Let $A^n-I=\begin{bmatrix} a_{n}&b_{n}\\ c_{n}&d_{n} \end{bmatrix} $, where $A=\begin{bmatrix} 3&2\\ 4&3 \end{bmatrix}$, $I=\begin{bmatrix} 1&0\\ 0&1 \end{bmatrix}$ and let $f_{n}=\gcd(a_{n},b_{n},c_{n},d_{n})$.
Show that $$\lim_{n\to\infty}f_{n}=\infty$$
My idea: I think we first have to find $A^n$, and this has a nice solution? Thank you.
We have the equation $A=B^2$ where $$ B=\left(\begin{array}{cc}1&1\\2&1\end{array}\right). $$
Let $$ B^n=\left(\begin{array}{cc}x_n&y_n\\z_n&x_n\end{array}\right). $$ As $\det B^n=(-1)^n$, we know that $x_n^2=z_ny_n+(-1)^n.$ An easy induction also proves that $z_n=2y_n$ for all $n$.
Assume first that $n$ is odd. I claim that $2x_n$ then divides all the entries of $A^n-I$. This is because $$ A^n=(B^n)^2= \left(\begin{array}{cc}x_n^2+y_nz_n&2x_ny_n\\ 2x_nz_n&x_n^2+y_nz_n\end{array}\right) $$ Here $y_nz_n=x_n^2+1$, so we get that $$ A^n-I=\left(\begin{array}{cc}2x_n^2&2x_ny_n\\ 2x_nz_n&2x_n^2\end{array}\right) $$ proving the claim.
Assume then that $n$ is even.
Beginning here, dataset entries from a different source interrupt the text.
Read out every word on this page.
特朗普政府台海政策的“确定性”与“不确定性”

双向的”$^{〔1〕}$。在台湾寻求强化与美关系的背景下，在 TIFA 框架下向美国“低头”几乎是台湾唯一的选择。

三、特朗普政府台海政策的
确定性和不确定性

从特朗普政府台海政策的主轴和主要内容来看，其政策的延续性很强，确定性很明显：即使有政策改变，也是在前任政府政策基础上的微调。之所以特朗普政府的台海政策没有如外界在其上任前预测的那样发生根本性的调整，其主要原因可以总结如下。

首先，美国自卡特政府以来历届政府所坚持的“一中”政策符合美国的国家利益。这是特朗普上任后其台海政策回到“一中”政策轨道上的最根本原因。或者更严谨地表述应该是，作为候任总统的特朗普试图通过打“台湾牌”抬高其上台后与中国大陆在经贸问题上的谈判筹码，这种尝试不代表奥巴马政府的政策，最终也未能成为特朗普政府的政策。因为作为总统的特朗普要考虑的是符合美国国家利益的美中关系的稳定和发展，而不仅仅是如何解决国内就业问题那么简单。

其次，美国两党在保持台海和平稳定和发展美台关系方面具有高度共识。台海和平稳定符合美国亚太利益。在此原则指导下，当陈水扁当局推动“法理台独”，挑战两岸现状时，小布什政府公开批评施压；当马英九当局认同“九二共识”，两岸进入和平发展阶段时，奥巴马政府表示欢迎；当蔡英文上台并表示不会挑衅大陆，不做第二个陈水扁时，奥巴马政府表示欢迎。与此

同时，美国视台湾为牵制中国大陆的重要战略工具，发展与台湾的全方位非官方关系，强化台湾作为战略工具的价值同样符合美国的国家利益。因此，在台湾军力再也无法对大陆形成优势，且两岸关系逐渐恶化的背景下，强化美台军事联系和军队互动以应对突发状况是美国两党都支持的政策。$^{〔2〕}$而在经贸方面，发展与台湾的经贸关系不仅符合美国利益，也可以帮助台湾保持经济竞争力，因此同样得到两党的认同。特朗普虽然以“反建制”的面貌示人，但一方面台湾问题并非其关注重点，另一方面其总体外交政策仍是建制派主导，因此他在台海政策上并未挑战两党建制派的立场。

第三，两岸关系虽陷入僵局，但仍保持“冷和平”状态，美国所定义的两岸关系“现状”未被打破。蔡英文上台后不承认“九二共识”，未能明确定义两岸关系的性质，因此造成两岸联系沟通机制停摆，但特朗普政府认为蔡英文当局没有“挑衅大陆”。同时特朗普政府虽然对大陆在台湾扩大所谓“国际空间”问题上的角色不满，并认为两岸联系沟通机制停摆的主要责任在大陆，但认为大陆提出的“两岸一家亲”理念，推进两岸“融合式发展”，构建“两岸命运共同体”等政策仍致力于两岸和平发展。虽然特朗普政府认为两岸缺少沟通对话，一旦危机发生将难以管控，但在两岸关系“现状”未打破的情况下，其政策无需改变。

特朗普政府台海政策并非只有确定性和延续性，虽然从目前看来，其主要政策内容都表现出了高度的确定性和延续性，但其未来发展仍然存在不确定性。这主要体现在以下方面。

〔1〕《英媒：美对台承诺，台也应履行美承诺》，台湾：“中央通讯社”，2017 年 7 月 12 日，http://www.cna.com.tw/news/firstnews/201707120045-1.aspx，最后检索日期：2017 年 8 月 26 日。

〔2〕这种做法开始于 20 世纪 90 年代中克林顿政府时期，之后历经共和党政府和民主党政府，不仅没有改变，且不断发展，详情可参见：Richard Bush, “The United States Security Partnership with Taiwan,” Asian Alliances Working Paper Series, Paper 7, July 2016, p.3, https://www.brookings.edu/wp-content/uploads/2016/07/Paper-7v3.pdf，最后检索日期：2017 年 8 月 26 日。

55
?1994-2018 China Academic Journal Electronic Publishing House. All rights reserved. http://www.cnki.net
This time I claim that all the entries of $A^n-I$ are divisible by $2y_n$. For even $n$ we have $y_nz_n=x_n^2-1$, so the above calculation shows that $$ A^n-I=\left(\begin{array}{cc}2y_nz_n&2x_ny_n\\ 2x_nz_n&2y_nz_n\end{array}\right) $$ proving the claim.
It is easy to prove that both $x_n,y_n\to\infty$ as $n\to\infty$. Your claim follows from this.
It seems that $$b_n=a_{n-1}+b_{n-1}+c_{n-1}+d_{n-1},~~c_n=2b_n,~~a_n=d_n=\sqrt{1+b_nc_n}$$
And for $a_n$ see A001541, for $b_n$ see A001542. I hope besides to complete elegant answer of @Jyrki; this help you also.